Primary Care and Primary Healthcare in Obesity Management

  • Primary care clinicians should initiate patient-centred conversations with their patients about overweight or obesity. The 5As of Obesity ManagementTM (Ask-Assess-Advise-Agree-Assist) approach, starting with asking permission to discuss weight, is an appropriate format to use.
  • Primary care clinicians should promote a holistic approach to weight and health focusing on health behaviours and addressing root causes of weight gain, with care to avoid stigmatizing and using overly simplistic narratives like “eat less and move more.”
  • Prescribing clinicians must be aware of obesogenic medications and consider alternatives for people living with overweight and obesity.

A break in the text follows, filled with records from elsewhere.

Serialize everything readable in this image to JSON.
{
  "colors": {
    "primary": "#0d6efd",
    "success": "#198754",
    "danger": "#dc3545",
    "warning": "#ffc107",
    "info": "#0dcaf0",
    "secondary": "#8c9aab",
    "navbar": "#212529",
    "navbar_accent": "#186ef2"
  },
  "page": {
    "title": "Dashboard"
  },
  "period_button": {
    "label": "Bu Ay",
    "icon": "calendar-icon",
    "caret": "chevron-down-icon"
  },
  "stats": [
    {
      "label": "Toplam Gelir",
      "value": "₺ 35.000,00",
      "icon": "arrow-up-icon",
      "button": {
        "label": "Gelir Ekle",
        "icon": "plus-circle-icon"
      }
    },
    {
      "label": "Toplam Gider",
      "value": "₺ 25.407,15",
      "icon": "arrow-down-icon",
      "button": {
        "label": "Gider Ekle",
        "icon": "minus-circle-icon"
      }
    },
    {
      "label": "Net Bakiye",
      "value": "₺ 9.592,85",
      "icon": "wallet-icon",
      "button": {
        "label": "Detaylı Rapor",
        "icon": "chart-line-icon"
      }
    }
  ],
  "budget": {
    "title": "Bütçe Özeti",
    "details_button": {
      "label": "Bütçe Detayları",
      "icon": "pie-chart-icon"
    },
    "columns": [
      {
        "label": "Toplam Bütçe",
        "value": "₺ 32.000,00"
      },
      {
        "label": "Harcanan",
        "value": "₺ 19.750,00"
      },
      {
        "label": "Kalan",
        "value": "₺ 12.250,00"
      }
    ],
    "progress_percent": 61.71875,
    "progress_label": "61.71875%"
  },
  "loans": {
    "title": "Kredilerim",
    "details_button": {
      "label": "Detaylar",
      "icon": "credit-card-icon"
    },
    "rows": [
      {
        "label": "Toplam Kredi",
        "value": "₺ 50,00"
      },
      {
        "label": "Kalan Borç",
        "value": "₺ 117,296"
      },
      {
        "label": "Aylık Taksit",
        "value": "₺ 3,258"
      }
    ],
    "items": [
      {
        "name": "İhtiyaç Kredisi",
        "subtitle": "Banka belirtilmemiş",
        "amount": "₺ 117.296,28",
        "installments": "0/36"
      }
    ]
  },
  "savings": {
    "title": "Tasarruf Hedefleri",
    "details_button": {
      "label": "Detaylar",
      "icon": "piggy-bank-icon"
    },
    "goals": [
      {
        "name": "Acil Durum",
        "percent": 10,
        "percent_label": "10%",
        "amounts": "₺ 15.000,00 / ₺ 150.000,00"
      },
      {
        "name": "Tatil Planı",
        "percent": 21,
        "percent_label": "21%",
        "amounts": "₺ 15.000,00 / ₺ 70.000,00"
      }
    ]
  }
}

When obesogenic medications must be used, physicians should discuss the risks with patients and institute monitoring for weight gain.
  • Providers and patients need to be aware of the risks of weight cycling and adopt strategies that focus on sustained changes to maintain healthy habits over time.

For clinicians:

  1. We recommend primary care clinicians identify people with overweight and obesity, and initiate patient-centred, health focused conversations with them (Level 3, Grade C).
  2. We recommend healthcare providers ensure they ask people for their permission prior to discussing weight or taking anthropometric measurements (Level 3, Grade C).
  3. Primary care interventions should be used to increase health literacy in individuals’ knowledge and skill about weight management as an effective intervention to manage weight (Level 1a, Grade A).
  4. Primary care clinicians should refer persons with overweight or obesity to primary care multicomponent programs with personalized obesity management strategies as an effective way to support obesity management (Level 1b, Grade B).
  5. Primary care clinicians can use collaborative deliberation with motivational interviewing to tailor action plans to individuals’ life context in a way that is manageable and sustainable to support improved physical and emotional health, and weight management (Level 2b, Grade C).

Features of primary care and primary healthcare community-based interventions for clinicians and developers:

  1. Interventions that target a specific ethnic group should consider the diversity of psychological and social practices with regards to excess weight, food, physical activity as well as socio-economic circumstances, as they may differ across and within different ethnic groups (Level 1B, Grade B).
  2. Longitudinal primary care interventions should focus on incremental, personalized, small behaviour changes (the “small change approach”) to be effective in supporting people to manage their weight (Level 1B, Grade B).
  3. Primary care multicomponent programs should consider personalized obesity management strategies as an effective way to support people living with obesity (Level 1B, Grade B).
  4. Primary care interventions that are behaviour-based (nutrition, exercise, lifestyle), alone or in combination with pharmacotherapy, should be utilized to manage overweight and obesity (Level 1a, Grade A).
  5. Group-based nutrition and physical activity sessions informed by the Diabetes Prevention Program (DPP) and the Look AHEAD (Action for Health in Diabetes) program should be used as an effective management option for adults with overweight and obesity (Level 1b, Grade A).
  6. Interventions that use technology to increase reach to larger numbers of people asynchronously should be a potentially viable lower-cost intervention in a community-based setting (Level 1b, Grade B).

Educational recommendations to support development of obesity management skills in primary healthcare clinical workforce:

  1. Educators of undergraduate, graduate and continuing education programs for primary healthcare professionals should provide courses and clinical experiences to address the gaps in skills, knowledge of the evidence and attitudes necessary to confidently and effectively support people living with obesity (Level 1a, Grade A).
  • Prevention of weight gain is crucial and realistic; weight loss is potentially very difficult depending on an individual’s weight drivers. Setting a value-based functional goal shifts the focus from weight to health and quality of life and may help with sustainable changes.
  • Individualized nutrition counselling can result in modest reductions of weight and waist circumference.
  • Mindfulness, acceptance and commitment therapies, added to multicomponent behavioural interventions, may be considered in developing a personal weight management strategy.
  • Many medical issues such as disrupted sleep, pain, mechanical problems, metabolic conditions and psychiatric conditions can contribute to challenges with weight management. People should seek medical help if they are struggling with weight maintenance or gain.
  • When prescribed a new medication to treat a medical condition, particularly if the medication is intended for long-term use, patients living with obesity should inquire about the potential associated weight effects.